Installation and Setup

Before you start this book, make sure you have installed the Anaconda environment as we will be using the Anaconda distribution of Python.

Installing Anaconda

Install Anaconda by following the instructions at this link: https://www.anaconda.com/distribution/

Additional Resources

The code bundle for this book is hosted on GitHub at https://github.com/TrainingByPackt/Data-Science-Projects-with-Python.

We also have other code bundles from our rich catalog of books and videos available at https://github.com/PacktPublishing/. Check them out!

Conventions

Code words in the text, database table names, folder names, filenames, file extensions, pathnames, dummy URLs, user input, and Twitter handles are shown as follows: "By typing conda list at the command line, you can see all the packages installed in your environment."

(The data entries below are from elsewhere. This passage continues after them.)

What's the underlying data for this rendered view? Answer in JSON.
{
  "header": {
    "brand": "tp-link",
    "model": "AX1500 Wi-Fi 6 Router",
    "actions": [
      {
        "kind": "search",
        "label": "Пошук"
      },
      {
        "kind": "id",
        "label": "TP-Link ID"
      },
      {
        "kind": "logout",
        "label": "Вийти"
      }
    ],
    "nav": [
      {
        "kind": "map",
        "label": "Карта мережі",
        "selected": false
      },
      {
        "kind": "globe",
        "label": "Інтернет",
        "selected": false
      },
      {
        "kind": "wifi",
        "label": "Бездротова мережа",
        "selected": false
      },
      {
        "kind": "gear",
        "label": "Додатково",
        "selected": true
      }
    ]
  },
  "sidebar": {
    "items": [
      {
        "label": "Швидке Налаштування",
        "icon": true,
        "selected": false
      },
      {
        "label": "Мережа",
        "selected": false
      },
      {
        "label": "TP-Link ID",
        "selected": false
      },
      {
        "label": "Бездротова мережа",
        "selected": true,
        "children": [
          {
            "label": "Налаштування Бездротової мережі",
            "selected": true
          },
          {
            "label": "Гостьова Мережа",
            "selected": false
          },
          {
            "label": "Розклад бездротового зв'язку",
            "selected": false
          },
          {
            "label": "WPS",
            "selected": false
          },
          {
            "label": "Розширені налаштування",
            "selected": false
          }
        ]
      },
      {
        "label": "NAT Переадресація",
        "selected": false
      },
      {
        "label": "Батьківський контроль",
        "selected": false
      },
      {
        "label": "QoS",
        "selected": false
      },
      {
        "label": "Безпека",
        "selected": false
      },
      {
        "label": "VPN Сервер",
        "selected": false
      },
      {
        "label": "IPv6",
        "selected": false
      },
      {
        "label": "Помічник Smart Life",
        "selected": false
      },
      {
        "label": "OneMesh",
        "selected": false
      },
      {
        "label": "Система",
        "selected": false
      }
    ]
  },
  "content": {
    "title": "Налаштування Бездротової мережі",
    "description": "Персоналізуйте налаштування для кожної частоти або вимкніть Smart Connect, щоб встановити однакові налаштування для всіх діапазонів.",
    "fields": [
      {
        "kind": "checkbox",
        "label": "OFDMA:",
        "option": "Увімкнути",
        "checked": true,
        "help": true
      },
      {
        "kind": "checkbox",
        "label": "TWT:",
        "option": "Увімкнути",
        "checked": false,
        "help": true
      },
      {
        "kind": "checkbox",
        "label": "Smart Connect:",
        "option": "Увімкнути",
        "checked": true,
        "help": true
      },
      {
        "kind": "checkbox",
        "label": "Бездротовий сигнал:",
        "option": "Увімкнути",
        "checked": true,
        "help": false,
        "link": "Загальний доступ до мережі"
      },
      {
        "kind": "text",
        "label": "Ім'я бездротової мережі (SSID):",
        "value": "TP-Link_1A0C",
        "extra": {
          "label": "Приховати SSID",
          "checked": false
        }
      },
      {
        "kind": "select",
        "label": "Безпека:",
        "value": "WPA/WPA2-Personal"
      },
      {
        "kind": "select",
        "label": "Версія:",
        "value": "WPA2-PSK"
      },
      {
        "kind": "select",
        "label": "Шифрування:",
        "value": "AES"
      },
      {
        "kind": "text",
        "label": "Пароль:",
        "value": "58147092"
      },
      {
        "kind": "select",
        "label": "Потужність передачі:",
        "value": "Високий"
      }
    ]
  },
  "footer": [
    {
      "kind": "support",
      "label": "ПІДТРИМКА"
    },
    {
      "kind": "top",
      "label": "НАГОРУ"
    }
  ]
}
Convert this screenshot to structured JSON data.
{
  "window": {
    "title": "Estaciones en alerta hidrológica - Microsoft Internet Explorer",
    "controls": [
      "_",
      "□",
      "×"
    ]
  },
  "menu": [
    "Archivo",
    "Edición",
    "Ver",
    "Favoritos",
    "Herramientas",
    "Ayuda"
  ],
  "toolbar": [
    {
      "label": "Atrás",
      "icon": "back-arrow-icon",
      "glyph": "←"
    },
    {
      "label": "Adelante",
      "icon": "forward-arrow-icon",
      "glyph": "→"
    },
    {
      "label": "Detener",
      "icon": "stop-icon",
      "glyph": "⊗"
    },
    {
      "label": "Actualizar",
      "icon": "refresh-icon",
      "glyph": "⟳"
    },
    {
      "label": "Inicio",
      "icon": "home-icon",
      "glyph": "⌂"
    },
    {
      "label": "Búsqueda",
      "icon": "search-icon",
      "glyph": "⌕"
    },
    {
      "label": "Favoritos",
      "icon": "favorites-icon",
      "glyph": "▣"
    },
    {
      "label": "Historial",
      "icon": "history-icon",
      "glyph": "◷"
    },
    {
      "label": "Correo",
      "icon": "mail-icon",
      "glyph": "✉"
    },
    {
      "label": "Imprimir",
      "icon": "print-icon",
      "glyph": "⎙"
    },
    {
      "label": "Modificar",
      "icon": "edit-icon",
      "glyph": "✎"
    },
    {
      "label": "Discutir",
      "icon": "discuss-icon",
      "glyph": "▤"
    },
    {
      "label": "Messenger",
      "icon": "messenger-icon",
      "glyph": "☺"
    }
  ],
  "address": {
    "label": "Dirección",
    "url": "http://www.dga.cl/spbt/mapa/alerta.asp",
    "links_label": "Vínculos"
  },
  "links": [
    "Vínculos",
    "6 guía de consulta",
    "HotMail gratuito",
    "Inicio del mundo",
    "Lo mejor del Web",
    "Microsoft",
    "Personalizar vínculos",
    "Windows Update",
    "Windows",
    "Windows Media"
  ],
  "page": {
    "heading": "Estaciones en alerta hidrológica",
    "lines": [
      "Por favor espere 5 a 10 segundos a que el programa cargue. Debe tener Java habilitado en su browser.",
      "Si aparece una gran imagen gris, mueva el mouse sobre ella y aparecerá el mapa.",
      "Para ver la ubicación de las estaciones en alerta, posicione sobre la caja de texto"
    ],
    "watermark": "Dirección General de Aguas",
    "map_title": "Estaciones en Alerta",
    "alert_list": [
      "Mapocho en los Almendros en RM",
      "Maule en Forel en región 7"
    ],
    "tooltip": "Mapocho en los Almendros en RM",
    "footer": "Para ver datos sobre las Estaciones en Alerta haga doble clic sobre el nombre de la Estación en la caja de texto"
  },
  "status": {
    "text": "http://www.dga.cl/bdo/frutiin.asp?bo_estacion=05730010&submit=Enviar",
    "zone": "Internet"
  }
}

A block of code is set as follows:

import numpy as np #numerical computation
import pandas as pd #data wrangling
import matplotlib.pyplot as plt #plotting package
#Next line helps with rendering plots
%matplotlib inline
import matplotlib as mpl #add'l p‑lotting functionality
mpl.rcParams['figure.dpi'] = 400 #high res figures
import graphviz #to visualize decision trees

New terms and important words are shown in bold. Words that you see on the screen, for example, in menus or dialog boxes, appear in the text like this: "Create a new Python 3 notebook from the New menu as shown."